By nightfall, I understand I have shingles and an unsustainable terror for saying “No, thank you.” To my parents. To anyone, really, other than myself.

One blister on my right thigh looks like Jupiter. When I fall into rumination, it delivers a lightning bolt that radiates through my body. I christen it The Portal of Truth. Things turn Magic School Bus. Ms. Frizzle drops me off in a forest of my own nerve endings where I watch them fray. I picture my hair falling out. Cancers latching on like dandelion fluff. They bloom in my breast tissue. On my ear lobe. Oh wait. That’s not me. That’s Ronee.

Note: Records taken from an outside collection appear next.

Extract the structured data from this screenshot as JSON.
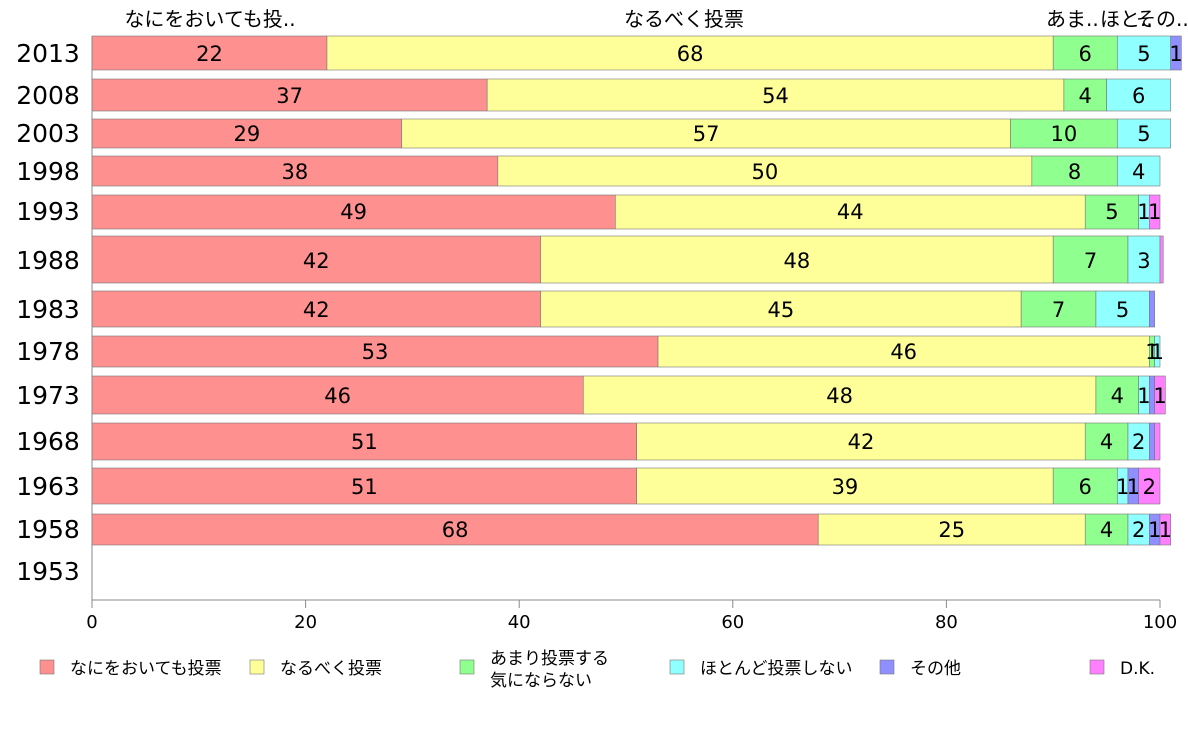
{
  "chart_data": {
    "type": "bar",
    "orientation": "horizontal",
    "stacked": true,
    "categories": [
      "2013",
      "2008",
      "2003",
      "1998",
      "1993",
      "1988",
      "1983",
      "1978",
      "1973",
      "1968",
      "1963",
      "1958",
      "1953"
    ],
    "series": [
      {
        "name": "なにをおいても投票",
        "color": "#ff9090",
        "values": [
          22,
          37,
          29,
          38,
          49,
          42,
          42,
          53,
          46,
          51,
          51,
          68,
          null
        ]
      },
      {
        "name": "なるべく投票",
        "color": "#ffff9a",
        "values": [
          68,
          54,
          57,
          50,
          44,
          48,
          45,
          46,
          48,
          42,
          39,
          25,
          null
        ]
      },
      {
        "name": "あまり投票する気にならない",
        "color": "#8fff8f",
        "values": [
          6,
          4,
          10,
          8,
          5,
          7,
          7,
          0.5,
          4,
          4,
          6,
          4,
          null
        ]
      },
      {
        "name": "ほとんど投票しない",
        "color": "#90ffff",
        "values": [
          5,
          6,
          5,
          4,
          1,
          3,
          5,
          0.5,
          1,
          2,
          1,
          2,
          null
        ]
      },
      {
        "name": "その他",
        "color": "#8f8fff",
        "values": [
          1,
          0,
          0,
          0,
          0,
          0,
          0.5,
          0,
          0.5,
          0.5,
          1,
          1,
          null
        ]
      },
      {
        "name": "D.K.",
        "color": "#ff80ff",
        "values": [
          0,
          0,
          0,
          0,
          1,
          0.3,
          0,
          0,
          1,
          0.5,
          2,
          1,
          null
        ]
      }
    ],
    "value_labels": [
      [
        "22",
        "68",
        "6",
        "5",
        "1",
        ""
      ],
      [
        "37",
        "54",
        "4",
        "6",
        "",
        ""
      ],
      [
        "29",
        "57",
        "10",
        "5",
        "",
        ""
      ],
      [
        "38",
        "50",
        "8",
        "4",
        "",
        ""
      ],
      [
        "49",
        "44",
        "5",
        "1",
        "",
        "1"
      ],
      [
        "42",
        "48",
        "7",
        "3",
        "",
        ""
      ],
      [
        "42",
        "45",
        "7",
        "5",
        "",
        ""
      ],
      [
        "53",
        "46",
        "1",
        "1",
        "",
        ""
      ],
      [
        "46",
        "48",
        "4",
        "1",
        "",
        "1"
      ],
      [
        "51",
        "42",
        "4",
        "2",
        "",
        ""
      ],
      [
        "51",
        "39",
        "6",
        "1",
        "1",
        "2"
      ],
      [
        "68",
        "25",
        "4",
        "2",
        "1",
        "1"
      ],
      [
        "",
        "",
        "",
        "",
        "",
        ""
      ]
    ],
    "top_labels": [
      "なにをおいても投..",
      "なるべく投票",
      "あま..",
      "ほと..",
      "その..",
      ""
    ],
    "legend_labels": [
      "なにをおいても投票",
      "なるべく投票",
      "あまり投票する\n気にならない",
      "ほとんど投票しない",
      "その他",
      "D.K."
    ],
    "xlim": [
      0,
      100
    ],
    "xticks": [
      "0",
      "20",
      "40",
      "60",
      "80",
      "100"
    ],
    "grid": false,
    "legend_position": "bottom"
  }
}
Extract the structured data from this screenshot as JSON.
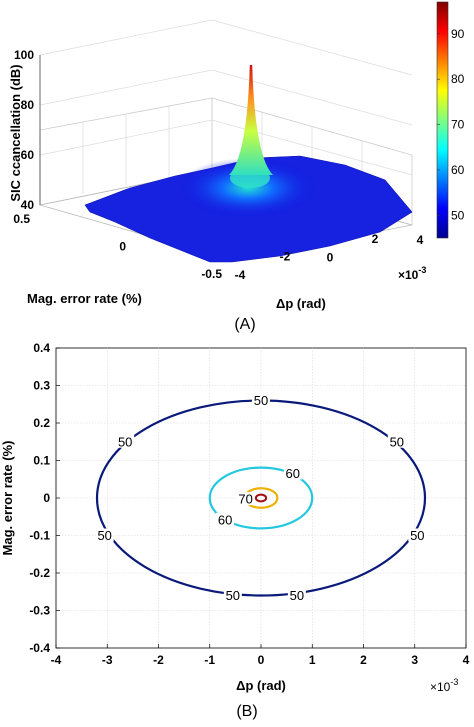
{
  "chart_data": [
    {
      "type": "surface",
      "panel_label": "(A)",
      "zlabel": "SIC ccancellation (dB)",
      "xlabel": "Δp (rad)",
      "ylabel": "Mag. error rate (%)",
      "x_multiplier": "×10",
      "x_multiplier_exp": "-3",
      "zlim": [
        40,
        100
      ],
      "z_ticks": [
        "40",
        "60",
        "80",
        "100"
      ],
      "x_ticks": [
        "-4",
        "-2",
        "0",
        "2",
        "4"
      ],
      "y_ticks": [
        "0.5",
        "0",
        "-0.5"
      ],
      "peak": {
        "x": 0,
        "y": 0,
        "z": 96
      },
      "grid": true,
      "colormap": "jet",
      "colorbar": {
        "ticks": [
          "50",
          "60",
          "70",
          "80",
          "90"
        ],
        "range": [
          45,
          97
        ]
      }
    },
    {
      "type": "contour",
      "panel_label": "(B)",
      "xlabel": "Δp (rad)",
      "ylabel": "Mag. error rate (%)",
      "x_multiplier": "×10",
      "x_multiplier_exp": "-3",
      "xlim": [
        -4,
        4
      ],
      "ylim": [
        -0.4,
        0.4
      ],
      "x_ticks": [
        "-4",
        "-3",
        "-2",
        "-1",
        "0",
        "1",
        "2",
        "3",
        "4"
      ],
      "y_ticks": [
        "0.4",
        "0.3",
        "0.2",
        "0.1",
        "0",
        "-0.1",
        "-0.2",
        "-0.3",
        "-0.4"
      ],
      "grid": true,
      "levels": [
        {
          "level": 50,
          "rx": 3.2,
          "ry": 0.26,
          "color": "#0a1a7a",
          "labels": [
            {
              "text": "50",
              "x": 0,
              "y": 0.26
            },
            {
              "text": "50",
              "x": -2.65,
              "y": 0.15
            },
            {
              "text": "50",
              "x": 2.65,
              "y": 0.15
            },
            {
              "text": "50",
              "x": -3.05,
              "y": -0.1
            },
            {
              "text": "50",
              "x": 3.05,
              "y": -0.1
            },
            {
              "text": "50",
              "x": -0.55,
              "y": -0.26
            },
            {
              "text": "50",
              "x": 0.7,
              "y": -0.26
            }
          ]
        },
        {
          "level": 60,
          "rx": 1.0,
          "ry": 0.081,
          "color": "#22c7e0",
          "labels": [
            {
              "text": "60",
              "x": 0.62,
              "y": 0.065
            },
            {
              "text": "60",
              "x": -0.7,
              "y": -0.058
            }
          ]
        },
        {
          "level": 70,
          "rx": 0.32,
          "ry": 0.026,
          "color": "#f0b000",
          "labels": [
            {
              "text": "70",
              "x": -0.3,
              "y": -0.003
            }
          ]
        },
        {
          "level": 90,
          "rx": 0.1,
          "ry": 0.009,
          "color": "#a01010",
          "labels": []
        }
      ]
    }
  ]
}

I sit on a new couch, in a trauma therapist’s office. I take long walks in real forests and squat in somatic yoga poses. I learn screen printing and specialize in surreal self portraits. In one, seven year-old Stacia rides in a basket with the dog my dad later gave away. A whale breaches clouds as it carries us over Southern California cliffs. 

I etch new neural desire paths. It’s as if the world itself finally slows. Just enough so I can grieve who must be lost—and love who need never be. I understand why the THANK YOU bag is all I could ever hope for. And I stop my own bloodshed.

-Stacia Campbell

Stacia Campbell is a writer, artist, and educator. Currently revising her first novel and writing a collection of personal essays, Stacia marvels that at 54 years old, she is considered an emerging writer. She is also a first generation college graduate from Vista, California, whose first bed was the floor of a converted chicken coop. She lives with her spouse and teen sons in Evanston, Illinois.